Chapter 2: Western Asia and Egypt, 3500–500 B.C.

Web Activity Lesson Plans

Introduction
Students have read about ancient Egyptian life. In this activity students will focus on death in Egyptian religion. Archaeologists have discovered artistic images, written inscriptions, and other artifacts alongside the mummies in Egyptian burial tombs. By studying mummification and other burial customs, we can gain an understanding of what ancient Egyptians believed about death and the afterlife.

Lesson Description
Students will go to the Life in Ancient Egypt Web site of the Carnegie Museum of Natural History to read about customs and beliefs relating to death. They will answer four questions about what they have read and then write an essay, drawing on a class discussion of the topic and their review of the web site.

Lesson Objectives

  1. Students will be able to analyze the Egyptians' rituals and customs and their beliefs.
  2. Students will be able to explain ancient Egyptian burial practices.

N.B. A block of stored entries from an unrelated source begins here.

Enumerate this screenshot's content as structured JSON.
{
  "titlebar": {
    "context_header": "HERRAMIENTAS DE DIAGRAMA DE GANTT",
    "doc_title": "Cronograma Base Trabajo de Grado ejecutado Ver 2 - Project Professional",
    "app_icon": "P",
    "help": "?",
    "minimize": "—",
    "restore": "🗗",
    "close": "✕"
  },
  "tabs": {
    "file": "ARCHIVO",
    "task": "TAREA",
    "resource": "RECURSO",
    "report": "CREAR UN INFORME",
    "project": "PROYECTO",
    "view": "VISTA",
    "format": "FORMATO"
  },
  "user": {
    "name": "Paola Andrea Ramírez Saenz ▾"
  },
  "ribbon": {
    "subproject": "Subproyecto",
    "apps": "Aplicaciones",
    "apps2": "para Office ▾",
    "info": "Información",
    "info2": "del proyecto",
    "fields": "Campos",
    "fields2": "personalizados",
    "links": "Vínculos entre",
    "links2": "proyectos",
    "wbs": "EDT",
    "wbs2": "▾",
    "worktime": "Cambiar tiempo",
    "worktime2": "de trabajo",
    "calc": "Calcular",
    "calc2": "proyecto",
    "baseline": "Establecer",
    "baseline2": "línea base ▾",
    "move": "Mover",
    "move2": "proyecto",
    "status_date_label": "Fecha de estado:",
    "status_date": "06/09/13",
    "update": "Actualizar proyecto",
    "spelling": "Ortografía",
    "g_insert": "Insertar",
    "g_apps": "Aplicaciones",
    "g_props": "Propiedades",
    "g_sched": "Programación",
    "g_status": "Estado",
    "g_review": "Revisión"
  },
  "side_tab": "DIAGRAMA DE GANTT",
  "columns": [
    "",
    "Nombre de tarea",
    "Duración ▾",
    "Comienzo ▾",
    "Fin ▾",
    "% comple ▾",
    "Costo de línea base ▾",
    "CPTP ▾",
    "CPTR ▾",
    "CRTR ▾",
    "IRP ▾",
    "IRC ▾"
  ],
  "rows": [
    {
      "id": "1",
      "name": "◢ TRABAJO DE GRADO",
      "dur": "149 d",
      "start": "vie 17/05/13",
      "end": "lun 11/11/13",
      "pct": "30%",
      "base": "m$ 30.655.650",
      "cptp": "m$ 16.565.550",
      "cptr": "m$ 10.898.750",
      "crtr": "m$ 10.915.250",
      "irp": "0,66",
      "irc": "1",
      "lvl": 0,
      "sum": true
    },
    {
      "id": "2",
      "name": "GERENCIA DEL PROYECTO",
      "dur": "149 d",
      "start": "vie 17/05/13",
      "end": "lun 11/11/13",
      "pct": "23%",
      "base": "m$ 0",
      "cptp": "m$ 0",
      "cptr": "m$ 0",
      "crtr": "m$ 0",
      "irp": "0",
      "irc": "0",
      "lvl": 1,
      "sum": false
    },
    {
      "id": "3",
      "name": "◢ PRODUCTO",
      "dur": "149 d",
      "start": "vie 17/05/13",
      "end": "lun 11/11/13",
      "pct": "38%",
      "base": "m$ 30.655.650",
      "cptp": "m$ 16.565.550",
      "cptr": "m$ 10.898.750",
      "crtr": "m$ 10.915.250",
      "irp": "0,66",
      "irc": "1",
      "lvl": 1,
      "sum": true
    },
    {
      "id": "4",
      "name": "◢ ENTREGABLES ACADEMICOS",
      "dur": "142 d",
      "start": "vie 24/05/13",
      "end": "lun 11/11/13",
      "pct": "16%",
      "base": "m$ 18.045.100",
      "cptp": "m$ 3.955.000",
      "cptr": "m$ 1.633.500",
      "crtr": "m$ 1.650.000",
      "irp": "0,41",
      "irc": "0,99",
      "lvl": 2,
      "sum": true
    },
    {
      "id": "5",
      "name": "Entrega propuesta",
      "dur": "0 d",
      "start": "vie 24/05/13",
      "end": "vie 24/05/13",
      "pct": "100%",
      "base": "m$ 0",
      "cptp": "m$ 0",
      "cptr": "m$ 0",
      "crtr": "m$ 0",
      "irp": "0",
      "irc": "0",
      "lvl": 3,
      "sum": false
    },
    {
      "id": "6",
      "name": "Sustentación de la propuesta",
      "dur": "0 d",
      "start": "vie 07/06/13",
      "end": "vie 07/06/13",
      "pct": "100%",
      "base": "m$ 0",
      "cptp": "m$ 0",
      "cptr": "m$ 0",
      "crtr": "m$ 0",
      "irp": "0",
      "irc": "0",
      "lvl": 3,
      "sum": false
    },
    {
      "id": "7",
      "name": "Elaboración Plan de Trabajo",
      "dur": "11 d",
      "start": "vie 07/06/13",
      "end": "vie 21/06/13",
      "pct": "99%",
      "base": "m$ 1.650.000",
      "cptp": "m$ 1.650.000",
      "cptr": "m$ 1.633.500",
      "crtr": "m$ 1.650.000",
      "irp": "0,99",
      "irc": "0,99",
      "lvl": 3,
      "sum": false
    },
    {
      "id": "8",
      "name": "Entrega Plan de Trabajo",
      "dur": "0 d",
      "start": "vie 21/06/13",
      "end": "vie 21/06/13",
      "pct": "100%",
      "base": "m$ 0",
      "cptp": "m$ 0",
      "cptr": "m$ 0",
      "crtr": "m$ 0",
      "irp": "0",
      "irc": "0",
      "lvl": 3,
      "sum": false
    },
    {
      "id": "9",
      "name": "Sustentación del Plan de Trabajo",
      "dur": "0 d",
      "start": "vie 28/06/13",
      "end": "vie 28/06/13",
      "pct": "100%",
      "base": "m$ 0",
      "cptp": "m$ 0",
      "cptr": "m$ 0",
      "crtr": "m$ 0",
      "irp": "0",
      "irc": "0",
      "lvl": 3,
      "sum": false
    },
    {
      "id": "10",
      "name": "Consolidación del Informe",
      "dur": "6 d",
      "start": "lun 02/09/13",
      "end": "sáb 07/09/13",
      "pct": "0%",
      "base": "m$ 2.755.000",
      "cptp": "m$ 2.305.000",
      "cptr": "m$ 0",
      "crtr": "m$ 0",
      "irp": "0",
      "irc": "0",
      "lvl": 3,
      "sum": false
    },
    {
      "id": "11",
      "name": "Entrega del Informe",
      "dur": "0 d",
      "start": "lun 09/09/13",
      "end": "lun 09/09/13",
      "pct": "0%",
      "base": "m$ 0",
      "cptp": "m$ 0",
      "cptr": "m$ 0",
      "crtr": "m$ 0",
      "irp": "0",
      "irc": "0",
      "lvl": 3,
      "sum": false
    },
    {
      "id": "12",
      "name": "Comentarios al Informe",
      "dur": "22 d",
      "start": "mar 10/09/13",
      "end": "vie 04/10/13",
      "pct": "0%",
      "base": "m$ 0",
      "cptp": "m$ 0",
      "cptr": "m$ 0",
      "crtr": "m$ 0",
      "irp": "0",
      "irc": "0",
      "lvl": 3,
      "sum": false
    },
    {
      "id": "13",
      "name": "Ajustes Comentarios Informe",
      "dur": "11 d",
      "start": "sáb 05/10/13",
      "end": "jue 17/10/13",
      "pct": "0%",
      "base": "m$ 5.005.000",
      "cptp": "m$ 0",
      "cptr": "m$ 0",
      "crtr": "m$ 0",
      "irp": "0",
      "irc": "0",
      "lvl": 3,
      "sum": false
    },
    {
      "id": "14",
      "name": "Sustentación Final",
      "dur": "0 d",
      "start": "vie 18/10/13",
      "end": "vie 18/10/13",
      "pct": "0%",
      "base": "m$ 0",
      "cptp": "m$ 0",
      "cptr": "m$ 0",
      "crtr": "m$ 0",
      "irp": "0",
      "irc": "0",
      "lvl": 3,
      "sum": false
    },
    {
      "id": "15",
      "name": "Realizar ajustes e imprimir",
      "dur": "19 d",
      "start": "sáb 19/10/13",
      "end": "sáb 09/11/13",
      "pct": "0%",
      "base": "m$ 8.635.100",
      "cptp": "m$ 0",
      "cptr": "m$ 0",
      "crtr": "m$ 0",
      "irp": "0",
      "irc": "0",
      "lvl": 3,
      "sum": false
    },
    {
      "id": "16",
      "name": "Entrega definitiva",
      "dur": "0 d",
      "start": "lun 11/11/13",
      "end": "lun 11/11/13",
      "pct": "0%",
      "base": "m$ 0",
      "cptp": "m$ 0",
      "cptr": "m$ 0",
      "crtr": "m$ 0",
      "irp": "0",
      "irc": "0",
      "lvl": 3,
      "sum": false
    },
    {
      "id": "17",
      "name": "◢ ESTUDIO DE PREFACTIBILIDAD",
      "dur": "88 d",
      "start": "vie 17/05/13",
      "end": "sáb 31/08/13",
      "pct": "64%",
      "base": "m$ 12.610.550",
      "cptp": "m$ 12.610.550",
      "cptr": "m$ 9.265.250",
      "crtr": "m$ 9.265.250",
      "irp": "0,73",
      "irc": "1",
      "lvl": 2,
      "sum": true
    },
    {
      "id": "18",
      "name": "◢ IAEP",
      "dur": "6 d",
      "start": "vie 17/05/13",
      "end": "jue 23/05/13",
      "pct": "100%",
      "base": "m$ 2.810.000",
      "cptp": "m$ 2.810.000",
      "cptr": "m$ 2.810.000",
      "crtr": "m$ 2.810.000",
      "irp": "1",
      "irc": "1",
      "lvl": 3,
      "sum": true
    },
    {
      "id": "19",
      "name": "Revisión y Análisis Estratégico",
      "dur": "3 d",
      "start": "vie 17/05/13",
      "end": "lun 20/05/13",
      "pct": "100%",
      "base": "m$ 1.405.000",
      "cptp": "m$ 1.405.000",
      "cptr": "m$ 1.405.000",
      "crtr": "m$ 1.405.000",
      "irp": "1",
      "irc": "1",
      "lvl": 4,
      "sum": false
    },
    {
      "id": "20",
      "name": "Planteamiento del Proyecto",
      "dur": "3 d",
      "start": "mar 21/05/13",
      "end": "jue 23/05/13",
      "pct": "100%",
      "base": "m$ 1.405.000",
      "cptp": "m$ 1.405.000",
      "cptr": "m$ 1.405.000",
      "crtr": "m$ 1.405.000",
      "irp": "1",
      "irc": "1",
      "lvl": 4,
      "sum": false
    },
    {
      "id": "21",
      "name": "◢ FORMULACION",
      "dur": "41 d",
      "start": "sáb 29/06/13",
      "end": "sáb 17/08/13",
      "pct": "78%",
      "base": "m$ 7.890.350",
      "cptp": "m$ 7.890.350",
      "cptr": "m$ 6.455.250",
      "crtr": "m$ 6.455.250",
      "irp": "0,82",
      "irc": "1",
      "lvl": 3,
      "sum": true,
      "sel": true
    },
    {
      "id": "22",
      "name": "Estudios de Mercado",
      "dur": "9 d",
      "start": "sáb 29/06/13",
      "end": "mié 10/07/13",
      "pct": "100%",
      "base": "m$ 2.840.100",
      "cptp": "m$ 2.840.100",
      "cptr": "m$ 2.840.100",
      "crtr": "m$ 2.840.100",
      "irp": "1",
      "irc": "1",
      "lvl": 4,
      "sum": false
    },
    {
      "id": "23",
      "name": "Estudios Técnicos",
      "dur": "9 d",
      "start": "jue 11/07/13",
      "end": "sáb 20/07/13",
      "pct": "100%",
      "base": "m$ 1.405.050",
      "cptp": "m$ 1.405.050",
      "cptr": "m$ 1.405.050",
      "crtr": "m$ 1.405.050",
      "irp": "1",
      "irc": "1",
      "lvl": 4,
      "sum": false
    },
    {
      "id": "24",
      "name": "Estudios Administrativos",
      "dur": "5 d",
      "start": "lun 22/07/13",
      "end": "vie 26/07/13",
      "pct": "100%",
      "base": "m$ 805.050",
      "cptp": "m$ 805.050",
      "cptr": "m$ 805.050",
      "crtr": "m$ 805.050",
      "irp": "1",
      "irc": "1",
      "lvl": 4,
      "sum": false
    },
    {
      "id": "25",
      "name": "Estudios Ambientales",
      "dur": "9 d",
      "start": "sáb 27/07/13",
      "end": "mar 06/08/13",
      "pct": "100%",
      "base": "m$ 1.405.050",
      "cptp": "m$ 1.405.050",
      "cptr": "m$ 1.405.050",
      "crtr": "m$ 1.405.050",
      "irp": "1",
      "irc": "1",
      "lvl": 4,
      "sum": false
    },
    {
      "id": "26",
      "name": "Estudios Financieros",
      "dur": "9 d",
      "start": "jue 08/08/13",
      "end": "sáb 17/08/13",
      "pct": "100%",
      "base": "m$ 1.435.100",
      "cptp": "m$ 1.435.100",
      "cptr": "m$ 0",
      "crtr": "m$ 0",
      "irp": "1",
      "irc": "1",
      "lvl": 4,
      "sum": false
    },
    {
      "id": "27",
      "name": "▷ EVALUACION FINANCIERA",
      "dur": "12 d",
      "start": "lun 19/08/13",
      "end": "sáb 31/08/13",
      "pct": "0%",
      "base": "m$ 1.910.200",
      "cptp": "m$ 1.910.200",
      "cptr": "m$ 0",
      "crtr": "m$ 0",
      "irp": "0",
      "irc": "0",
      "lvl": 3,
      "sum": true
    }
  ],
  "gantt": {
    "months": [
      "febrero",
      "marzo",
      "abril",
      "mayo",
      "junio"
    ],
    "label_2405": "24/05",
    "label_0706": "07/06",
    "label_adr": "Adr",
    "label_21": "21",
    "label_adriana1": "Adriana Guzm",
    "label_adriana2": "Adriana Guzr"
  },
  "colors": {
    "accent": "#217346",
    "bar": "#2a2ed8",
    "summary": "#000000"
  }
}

Student Web Activity Answers

  1. Mummification was one of the steps in ensuring that the dead entered the afterlife. The ancient Egyptians believed that full participation in the afterlife required that an individual's identity be preserved. Mummification helped achieve this by preserving the body.
  2. Mummification could take as long as 70 days. It involved four main steps: removing all of the internal organs except the heart, drying the body, stuffing the body, and carefully wrapping the body.
  3. Scenes and inscriptions from important stories protected the spirit of the deceased on his or her dangerous journey to the underworld.
  4. The Egyptians believed that after a person died, the heart was weighed against the feather of Maat, the goddess of truth and justice, and the results were recorded by Thoth, the god of writing. If a person had led a decent life, the heart balanced with the feather and the person was rendered worthy to live forever in paradise with Osiris.
  5. Students' papers should discuss at least three burial customs, such as the weighing of the heart, mummification, the use of shabtis, and the use of inscriptions and scenes on coffins and the walls of tombs. Papers should show an understanding of burial customs and the beliefs behind those customs.